I remember when Diablo 3 was released. One of the (many) talking points around the game was its art style, and the perception that Blizzard had made the art style lighter and friendlier versus the gothic greys of the previous two games. The criticism seemed a little overblown and silly at the time, but here we are reading the latest quarterly update on the development of Diablo 4. It focuses on the new game’s art, and the phrase “return to darkness” is used repeatedly.
Several artists take the reins in the blog post, talking about their area of focus in turn, but it’s art director Chris Ryder who first explains “return to darkness” as one of the pillars of their art style.
The “return to darkness” pillar is a through-line in everything from dungeons to lighting and embodies the idea that Sanctuary is a dangerous and dark medieval gothic world.
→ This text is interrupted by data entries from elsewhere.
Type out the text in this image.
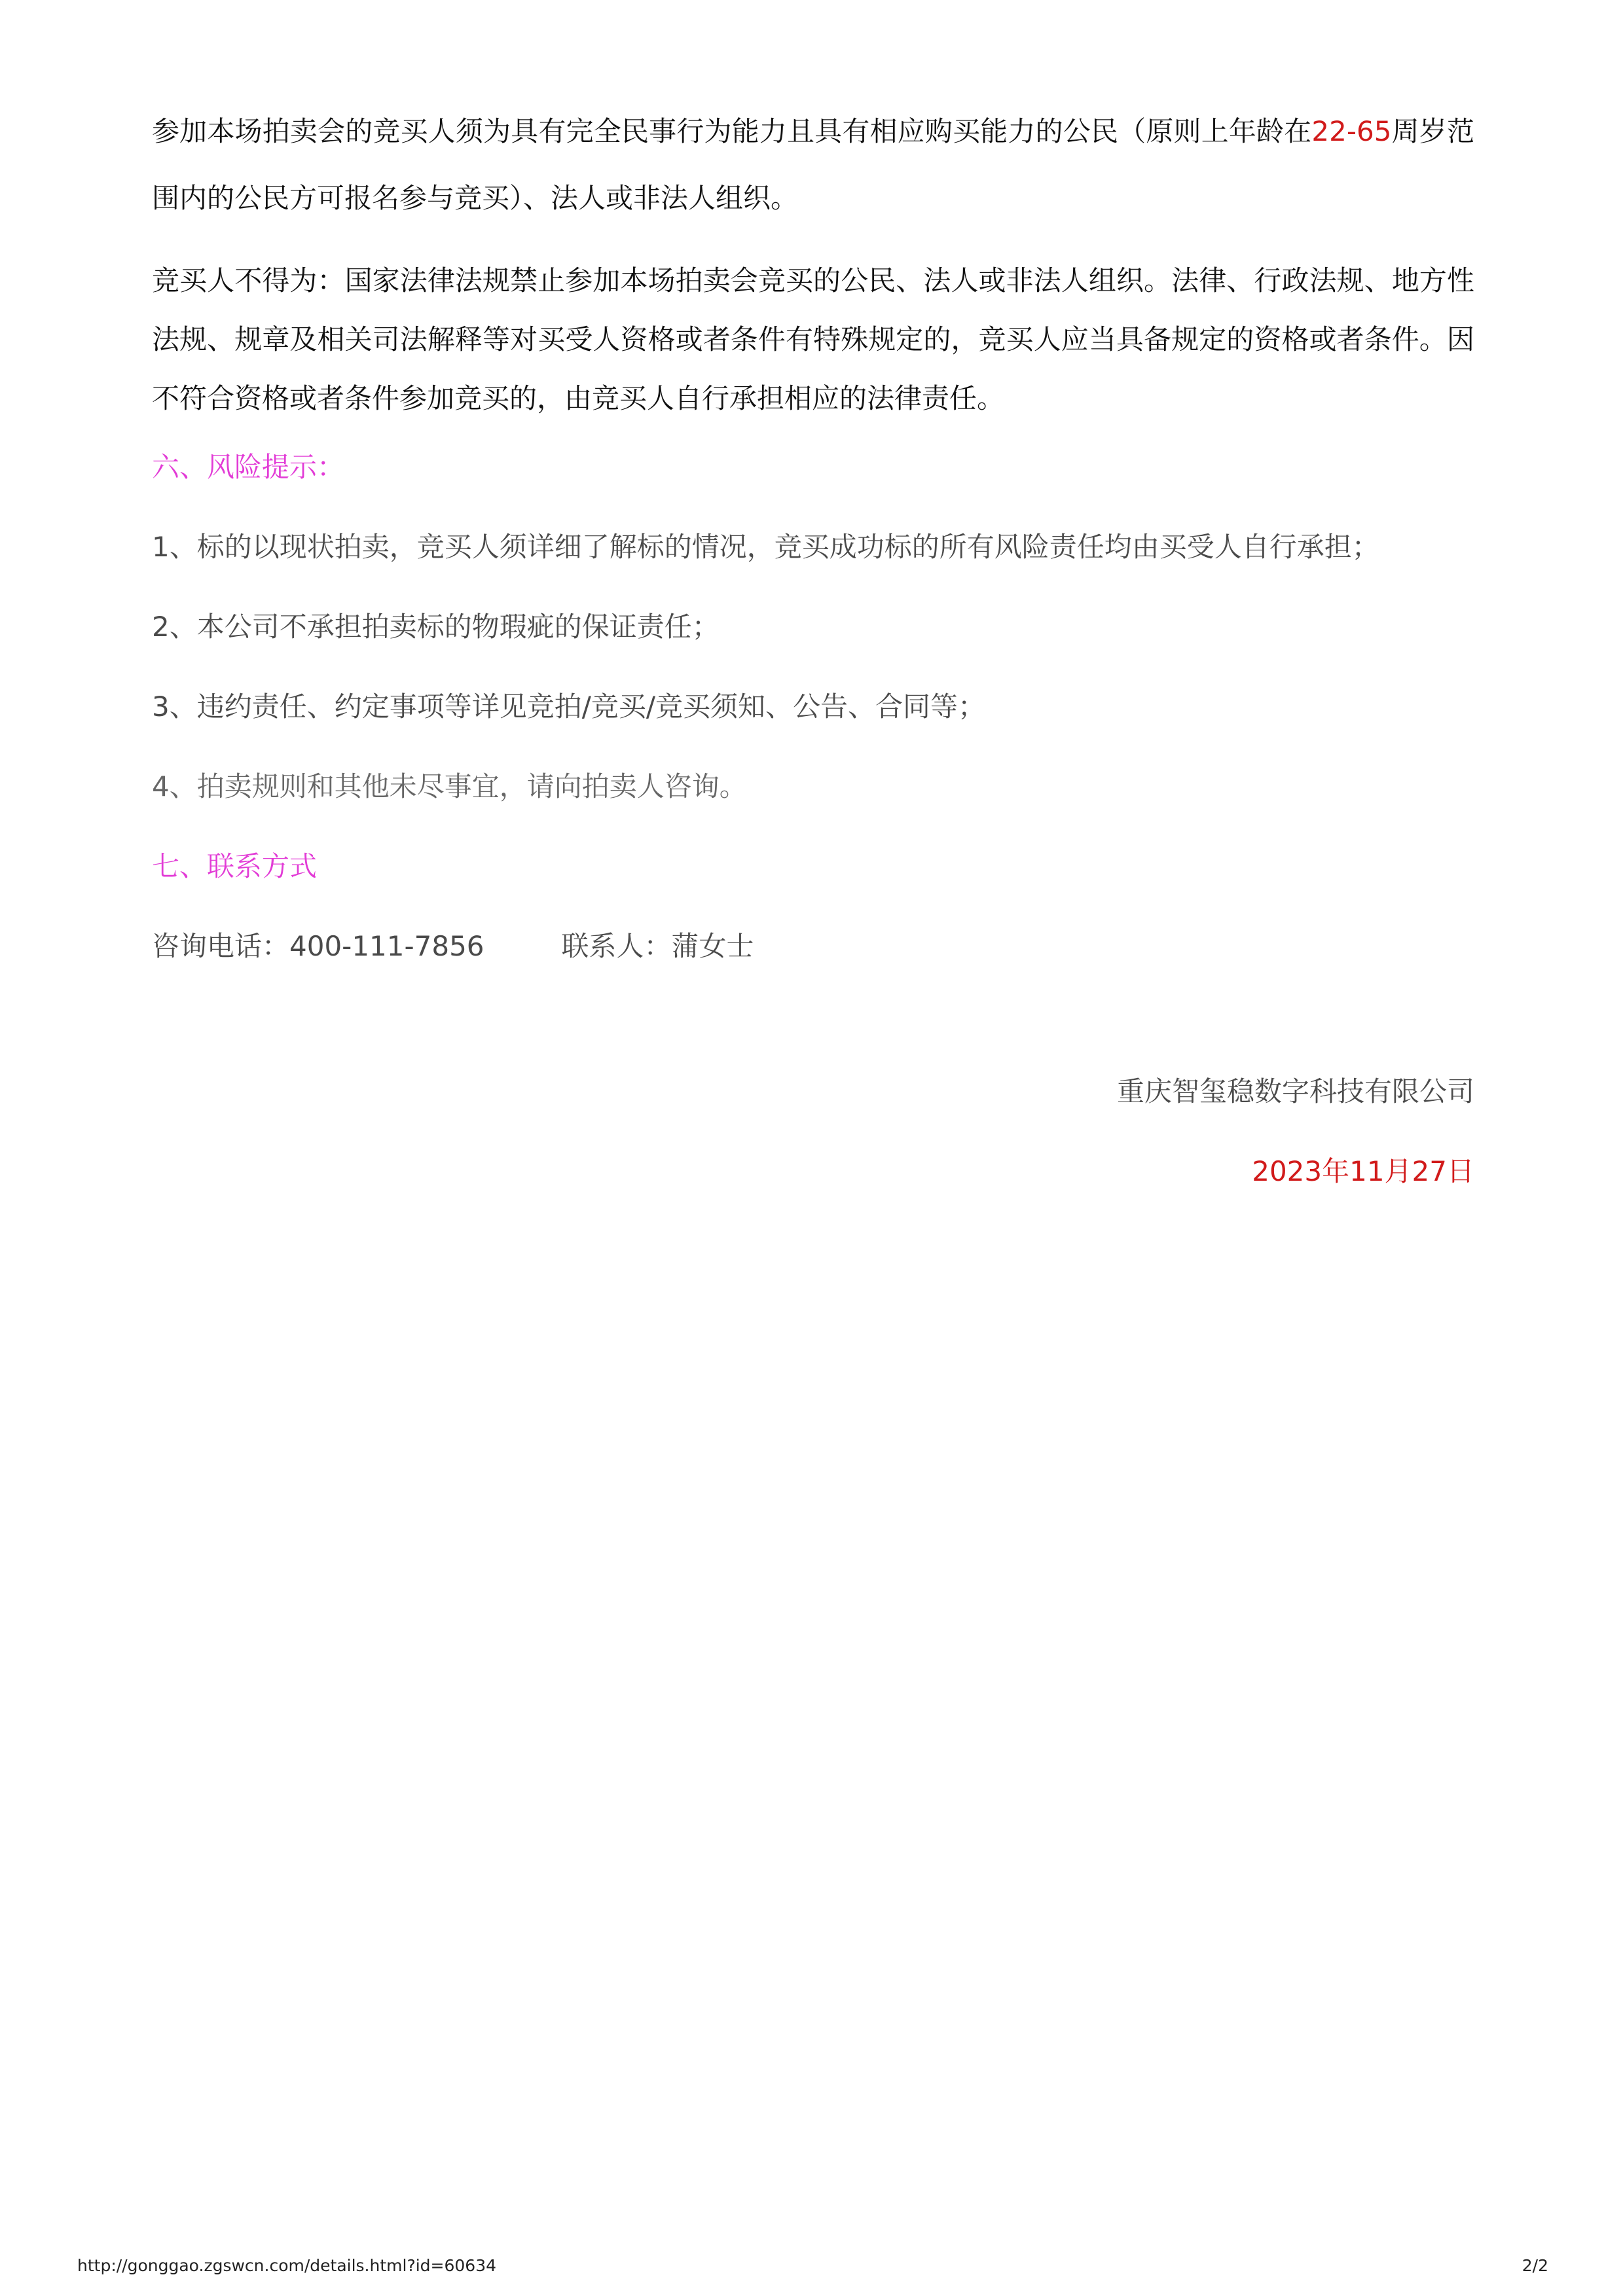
参加本场拍卖会的竞买人须为具有完全民事行为能力且具有相应购买能力的公民（原则上年龄在22-65周岁范围内的公民方可报名参与竞买）、法人或非法人组织。

竞买人不得为：国家法律法规禁止参加本场拍卖会竞买的公民、法人或非法人组织。法律、行政法规、地方性法规、规章及相关司法解释等对买受人资格或者条件有特殊规定的，竞买人应当具备规定的资格或者条件。因不符合资格或者条件参加竞买的，由竞买人自行承担相应的法律责任。

六、风险提示：
1、标的以现状拍卖，竞买人须详细了解标的情况，竞买成功标的所有风险责任均由买受人自行承担；
2、本公司不承担拍卖标的物瑕疵的保证责任；
3、违约责任、约定事项等详见竞拍/竞买/竞买须知、公告、合同等；
4、拍卖规则和其他未尽事宜，请向拍卖人咨询。
七、联系方式
咨询电话：400-111-7856	联系人：蒲女士
重庆智玺稳数字科技有限公司
2023年11月27日
http://gonggao.zgswcn.com/details.html?id=60634	2/2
Additionally, we play to the iconic Diablo game camera, choosing where to add or remove detail to help the readability of the gameplay space or accentuate visual interest as needed. It is a balancing act that results in a handcrafted look with a distinct visual style that expands on the lineage of Diablo.
You can decide for yourself how successful it is. There are several short video clips in the post, showing the player running combat-free through various environments. Here’s one:
It certainly is dark and foreboding. I think I used to go on holidays in Scosglen as a child.
There’s also talk in the post about how they’re making the world a believable place, by using realistic architectural styles and by considering the lives the people who supposedly live in this low fantasy world. Buildings along the coast of Scosglen have deep foundations to counter the wind, and are made of local materials like stone, salvaged wood and thatched roofs. The villages also reflect a local fishing industry, with docks and slipways.
I am, as always, happy to see development teams communicating openly about the game they’re making, even when they’re seemingly still a long ways off.